Taxpayers can cop a $1 million fine, which is about 5,000 penalty units, if they’re found to be using these illegal services to intentionally falsify sales figures.
“These tools serve no purpose other than intentional tax evasion. They can be used to delete, change or falsify electronic point of sales (POS) records and are often referred to as phantomware or zappers,” said ATO commissioner Matthew Bambrick.
“We know these tools are being used by dodgy businesses, and now that we have legislation passed that specifically sets out sanctions, we can also go after the manufacturers and suppliers,” he said.

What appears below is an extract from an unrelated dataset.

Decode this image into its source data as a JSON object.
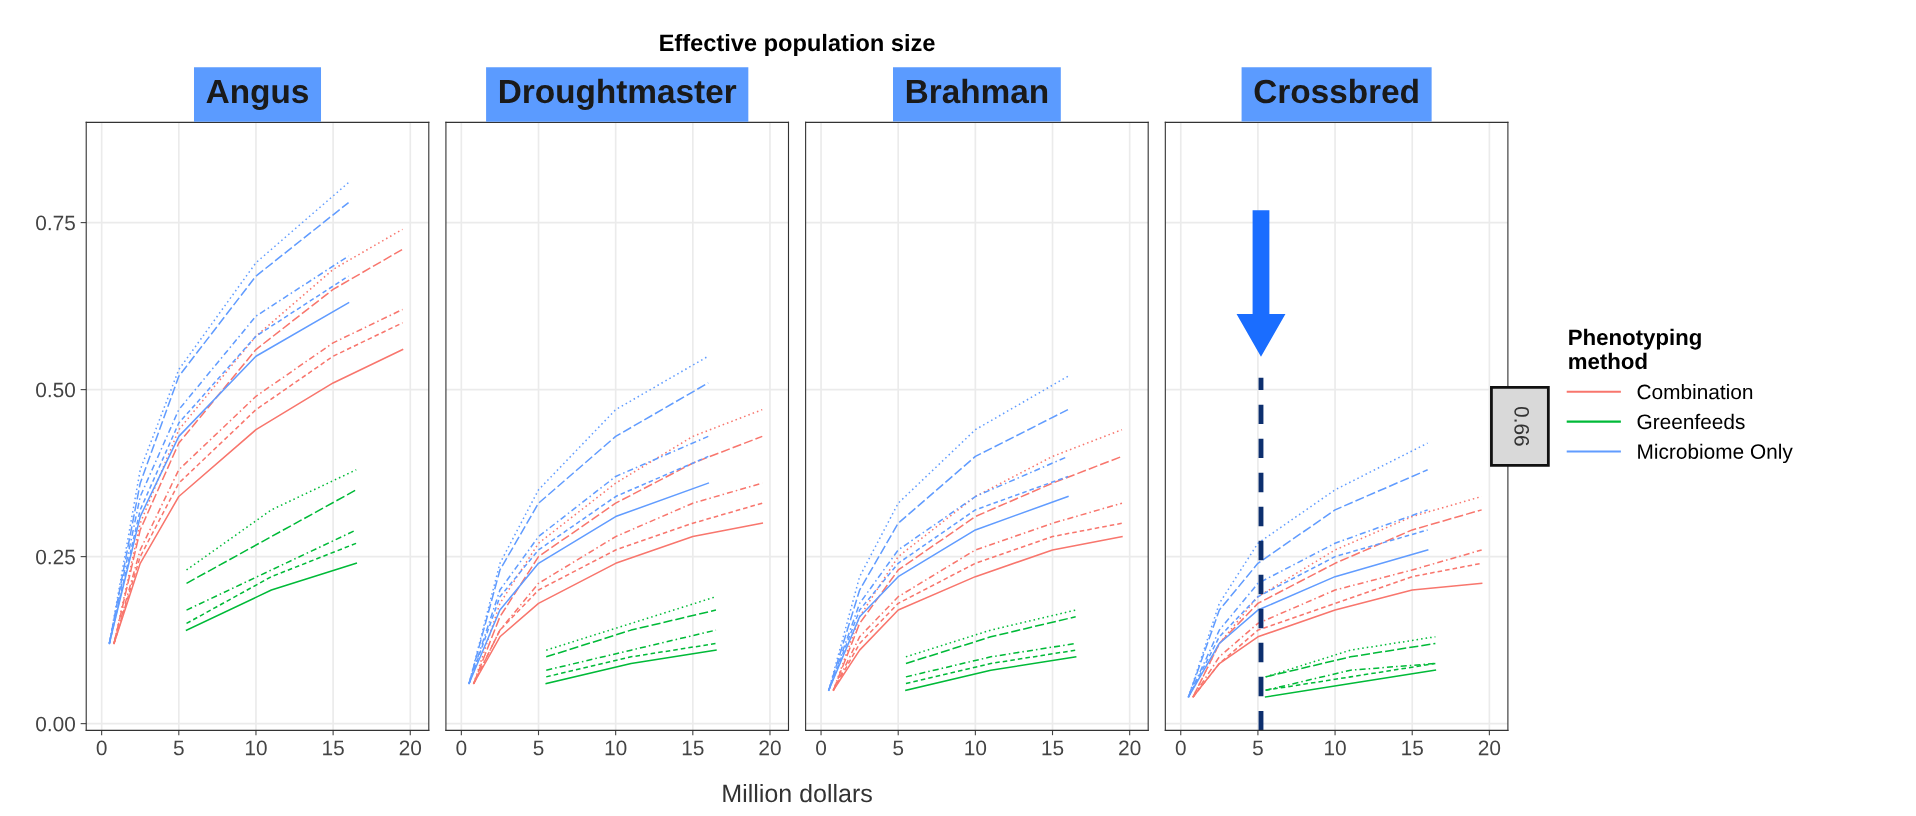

“Businesses using legitimate POS software shouldn’t be concerned – we can tell the difference between a salesperson correcting an error when ringing up a sale and the deliberate manipulation of sales data,” he said.
The ATO acknowledged some businesses may have accidentally purchased dodgy software with an ESST function, and has encouraged them to come forward.
“Businesses that have acquired an ESST on their software before the legislation was first announced on 9 May 2017 have a six-month transitional period until 3 April 2019 to let us know about it without any penalty being applied,” Mr Bambrick said.
“We will be sending letters to businesses that we believe may have an ESST in their POS system to inform them to take action,” he said.
“I urge all businesses to keep detailed records of every transaction so you can explain any adjustments or calculations for tax purposes,” he said.